In Washington County, Md., the rate of public school students who were chronically absent rose to about 38 percent during the first semester of this school year — more than double the rate from a comparable time period before the pandemic.
The absences appear to have been driven in part by depression and anxiety among students, cases of which skyrocketed during the pandemic and are now overwhelming health care providers, according to Jeremy Jakoby, the district’s director of student services.
“Kids aren’t showing up as much as they used to,” said Leilani Ciampo, 14, a high school freshman in Washington County. Some students, she said, have jobs during the day, while others have simply fallen out of the habit of coming to class after months of online learning.
“And some of them get Covid,” she added.
That was what happened to Leilani, who was absent more than two dozen times during her freshman year, largely because of quarantines. She missed a fun experiment in her chemistry lab — classmates later told her they had watched compounds catch fire, making flames in fantastic colors — and she was not there when her English class worked its way through “Romeo and Juliet.”

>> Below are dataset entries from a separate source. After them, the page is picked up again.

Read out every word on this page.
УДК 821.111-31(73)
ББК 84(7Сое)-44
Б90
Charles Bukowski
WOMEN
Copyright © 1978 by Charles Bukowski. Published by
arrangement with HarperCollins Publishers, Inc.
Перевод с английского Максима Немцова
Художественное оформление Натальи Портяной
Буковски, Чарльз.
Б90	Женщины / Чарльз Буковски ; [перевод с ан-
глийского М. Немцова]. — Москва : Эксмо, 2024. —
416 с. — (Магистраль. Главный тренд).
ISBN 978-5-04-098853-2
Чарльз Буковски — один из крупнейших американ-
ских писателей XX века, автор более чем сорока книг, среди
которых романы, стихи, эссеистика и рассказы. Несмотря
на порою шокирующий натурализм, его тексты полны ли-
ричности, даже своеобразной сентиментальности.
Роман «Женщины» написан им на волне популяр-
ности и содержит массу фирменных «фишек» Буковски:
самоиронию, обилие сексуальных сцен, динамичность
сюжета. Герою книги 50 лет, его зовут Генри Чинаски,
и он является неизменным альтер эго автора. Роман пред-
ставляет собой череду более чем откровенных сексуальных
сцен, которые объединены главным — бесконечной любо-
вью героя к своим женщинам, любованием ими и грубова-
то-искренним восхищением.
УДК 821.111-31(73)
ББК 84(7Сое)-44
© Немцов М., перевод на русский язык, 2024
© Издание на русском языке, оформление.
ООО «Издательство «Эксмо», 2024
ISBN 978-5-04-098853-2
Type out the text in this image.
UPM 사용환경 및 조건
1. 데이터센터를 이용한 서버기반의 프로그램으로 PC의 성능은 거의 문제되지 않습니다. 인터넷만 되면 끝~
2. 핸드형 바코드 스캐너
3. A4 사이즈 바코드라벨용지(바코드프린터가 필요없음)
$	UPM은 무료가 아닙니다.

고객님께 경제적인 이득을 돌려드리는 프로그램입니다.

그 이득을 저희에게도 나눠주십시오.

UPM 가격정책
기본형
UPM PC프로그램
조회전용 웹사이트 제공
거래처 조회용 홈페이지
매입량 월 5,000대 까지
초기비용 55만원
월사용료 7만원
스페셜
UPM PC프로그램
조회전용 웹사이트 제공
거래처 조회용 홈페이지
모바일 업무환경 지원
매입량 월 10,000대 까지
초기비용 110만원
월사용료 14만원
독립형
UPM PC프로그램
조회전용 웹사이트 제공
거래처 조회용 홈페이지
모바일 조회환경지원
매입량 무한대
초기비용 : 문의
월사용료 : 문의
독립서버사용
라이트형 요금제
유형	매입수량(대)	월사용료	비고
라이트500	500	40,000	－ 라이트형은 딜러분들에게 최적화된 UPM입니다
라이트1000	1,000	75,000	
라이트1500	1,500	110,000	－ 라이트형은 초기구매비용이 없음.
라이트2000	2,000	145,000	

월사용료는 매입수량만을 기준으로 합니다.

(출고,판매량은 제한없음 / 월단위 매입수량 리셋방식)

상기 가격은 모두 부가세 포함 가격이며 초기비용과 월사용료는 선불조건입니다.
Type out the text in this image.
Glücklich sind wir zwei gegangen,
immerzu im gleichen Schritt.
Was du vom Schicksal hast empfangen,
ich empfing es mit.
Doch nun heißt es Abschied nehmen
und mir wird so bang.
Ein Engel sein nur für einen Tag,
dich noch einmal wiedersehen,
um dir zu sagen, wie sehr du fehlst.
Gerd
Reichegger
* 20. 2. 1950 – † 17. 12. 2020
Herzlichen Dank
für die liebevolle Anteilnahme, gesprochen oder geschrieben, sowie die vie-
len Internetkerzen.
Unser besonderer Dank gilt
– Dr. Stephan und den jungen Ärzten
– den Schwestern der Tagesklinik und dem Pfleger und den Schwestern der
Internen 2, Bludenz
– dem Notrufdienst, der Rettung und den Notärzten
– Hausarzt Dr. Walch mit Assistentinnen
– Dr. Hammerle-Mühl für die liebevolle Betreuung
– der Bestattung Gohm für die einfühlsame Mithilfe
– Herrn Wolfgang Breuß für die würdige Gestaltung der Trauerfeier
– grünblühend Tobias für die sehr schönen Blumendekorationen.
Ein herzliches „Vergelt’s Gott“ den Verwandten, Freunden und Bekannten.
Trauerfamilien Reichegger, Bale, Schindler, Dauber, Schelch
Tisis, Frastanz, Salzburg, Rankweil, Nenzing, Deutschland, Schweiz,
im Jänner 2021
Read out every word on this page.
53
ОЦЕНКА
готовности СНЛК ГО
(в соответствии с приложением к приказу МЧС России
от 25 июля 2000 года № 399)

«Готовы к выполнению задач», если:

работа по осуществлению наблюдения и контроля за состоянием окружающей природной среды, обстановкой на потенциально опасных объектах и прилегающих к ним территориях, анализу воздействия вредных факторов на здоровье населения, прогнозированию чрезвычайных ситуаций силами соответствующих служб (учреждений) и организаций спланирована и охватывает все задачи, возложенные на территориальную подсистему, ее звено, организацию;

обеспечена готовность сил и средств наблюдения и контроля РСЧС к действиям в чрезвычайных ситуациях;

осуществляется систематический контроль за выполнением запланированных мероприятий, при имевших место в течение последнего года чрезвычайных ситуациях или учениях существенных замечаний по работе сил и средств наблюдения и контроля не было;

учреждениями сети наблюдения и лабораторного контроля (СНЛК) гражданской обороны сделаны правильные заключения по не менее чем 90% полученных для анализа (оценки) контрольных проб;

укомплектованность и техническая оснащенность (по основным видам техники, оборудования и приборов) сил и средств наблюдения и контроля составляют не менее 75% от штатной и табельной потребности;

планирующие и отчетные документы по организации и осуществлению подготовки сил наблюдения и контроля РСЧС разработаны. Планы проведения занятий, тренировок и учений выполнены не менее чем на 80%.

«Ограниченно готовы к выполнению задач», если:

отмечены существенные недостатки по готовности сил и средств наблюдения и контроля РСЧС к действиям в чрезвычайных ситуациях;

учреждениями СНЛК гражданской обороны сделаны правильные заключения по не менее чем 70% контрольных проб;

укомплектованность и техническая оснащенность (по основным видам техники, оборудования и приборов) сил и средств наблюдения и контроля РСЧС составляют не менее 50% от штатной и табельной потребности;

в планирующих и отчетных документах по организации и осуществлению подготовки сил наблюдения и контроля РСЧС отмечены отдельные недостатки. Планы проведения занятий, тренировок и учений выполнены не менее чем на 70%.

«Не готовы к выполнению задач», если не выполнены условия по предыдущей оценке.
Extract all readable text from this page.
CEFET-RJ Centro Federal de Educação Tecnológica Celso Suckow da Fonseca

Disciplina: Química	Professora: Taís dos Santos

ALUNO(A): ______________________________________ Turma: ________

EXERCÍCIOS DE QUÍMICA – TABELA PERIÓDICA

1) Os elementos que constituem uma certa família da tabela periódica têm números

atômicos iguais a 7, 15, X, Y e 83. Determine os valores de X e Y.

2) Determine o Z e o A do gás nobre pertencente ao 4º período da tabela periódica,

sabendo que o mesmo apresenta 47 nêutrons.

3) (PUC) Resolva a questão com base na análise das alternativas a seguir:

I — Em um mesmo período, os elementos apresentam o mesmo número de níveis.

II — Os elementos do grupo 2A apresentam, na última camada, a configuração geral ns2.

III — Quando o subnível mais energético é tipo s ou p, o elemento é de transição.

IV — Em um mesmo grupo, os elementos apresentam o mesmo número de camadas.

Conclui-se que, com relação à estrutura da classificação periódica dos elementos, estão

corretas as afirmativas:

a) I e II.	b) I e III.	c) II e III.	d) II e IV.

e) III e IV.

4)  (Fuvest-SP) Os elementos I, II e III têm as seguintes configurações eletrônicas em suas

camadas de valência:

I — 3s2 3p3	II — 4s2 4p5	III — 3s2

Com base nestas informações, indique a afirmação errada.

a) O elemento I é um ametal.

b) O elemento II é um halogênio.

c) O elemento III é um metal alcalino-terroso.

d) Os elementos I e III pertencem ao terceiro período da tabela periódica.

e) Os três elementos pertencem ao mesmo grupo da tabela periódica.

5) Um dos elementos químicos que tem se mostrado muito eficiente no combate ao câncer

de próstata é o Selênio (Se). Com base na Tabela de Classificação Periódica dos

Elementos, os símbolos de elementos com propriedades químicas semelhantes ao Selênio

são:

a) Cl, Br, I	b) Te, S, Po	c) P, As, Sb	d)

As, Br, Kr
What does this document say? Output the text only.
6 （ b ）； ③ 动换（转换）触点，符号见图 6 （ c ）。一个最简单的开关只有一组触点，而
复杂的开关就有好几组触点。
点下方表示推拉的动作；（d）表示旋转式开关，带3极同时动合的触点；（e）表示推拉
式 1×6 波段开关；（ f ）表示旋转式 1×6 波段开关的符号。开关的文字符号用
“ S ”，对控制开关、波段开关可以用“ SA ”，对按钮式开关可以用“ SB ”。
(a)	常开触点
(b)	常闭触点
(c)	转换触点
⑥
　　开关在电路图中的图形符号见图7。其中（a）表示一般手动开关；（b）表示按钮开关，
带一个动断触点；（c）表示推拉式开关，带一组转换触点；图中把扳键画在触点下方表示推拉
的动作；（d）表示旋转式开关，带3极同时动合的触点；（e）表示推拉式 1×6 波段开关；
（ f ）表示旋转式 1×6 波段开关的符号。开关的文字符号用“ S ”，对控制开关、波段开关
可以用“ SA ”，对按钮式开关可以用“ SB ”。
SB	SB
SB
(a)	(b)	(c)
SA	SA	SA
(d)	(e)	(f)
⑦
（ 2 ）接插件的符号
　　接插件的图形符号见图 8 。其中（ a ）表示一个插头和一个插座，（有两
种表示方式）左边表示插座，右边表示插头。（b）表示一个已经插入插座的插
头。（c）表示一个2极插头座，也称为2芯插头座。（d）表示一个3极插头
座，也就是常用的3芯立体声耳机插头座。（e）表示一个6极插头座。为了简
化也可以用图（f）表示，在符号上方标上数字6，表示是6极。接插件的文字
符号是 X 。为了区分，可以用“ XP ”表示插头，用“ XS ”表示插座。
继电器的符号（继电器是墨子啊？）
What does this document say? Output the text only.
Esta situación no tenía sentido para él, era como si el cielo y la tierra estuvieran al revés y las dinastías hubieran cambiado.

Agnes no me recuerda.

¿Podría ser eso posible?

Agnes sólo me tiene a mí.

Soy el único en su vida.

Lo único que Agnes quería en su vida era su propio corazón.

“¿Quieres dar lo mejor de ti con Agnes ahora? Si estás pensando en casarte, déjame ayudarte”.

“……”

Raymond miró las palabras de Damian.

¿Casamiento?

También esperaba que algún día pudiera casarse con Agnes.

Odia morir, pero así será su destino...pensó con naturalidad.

Isolated in her bedroom and getting class notes online, Leilani stumbled through the Shakespearean tragedy. Now, she is scrambling to pull up her scores in time to pass English this year. “I’m really worried about it,” she said.
Students’ anxieties have only been compounded by economic pressures, said Emily Jones, a P.P.W. in Washington County whose work involves helping families find ways to cover food, utility bills or other expenses. “A lot of families I’m working with, it’s all hands on deck,” she said. “You have kids working jobs the minute they’re able to get a work permit.”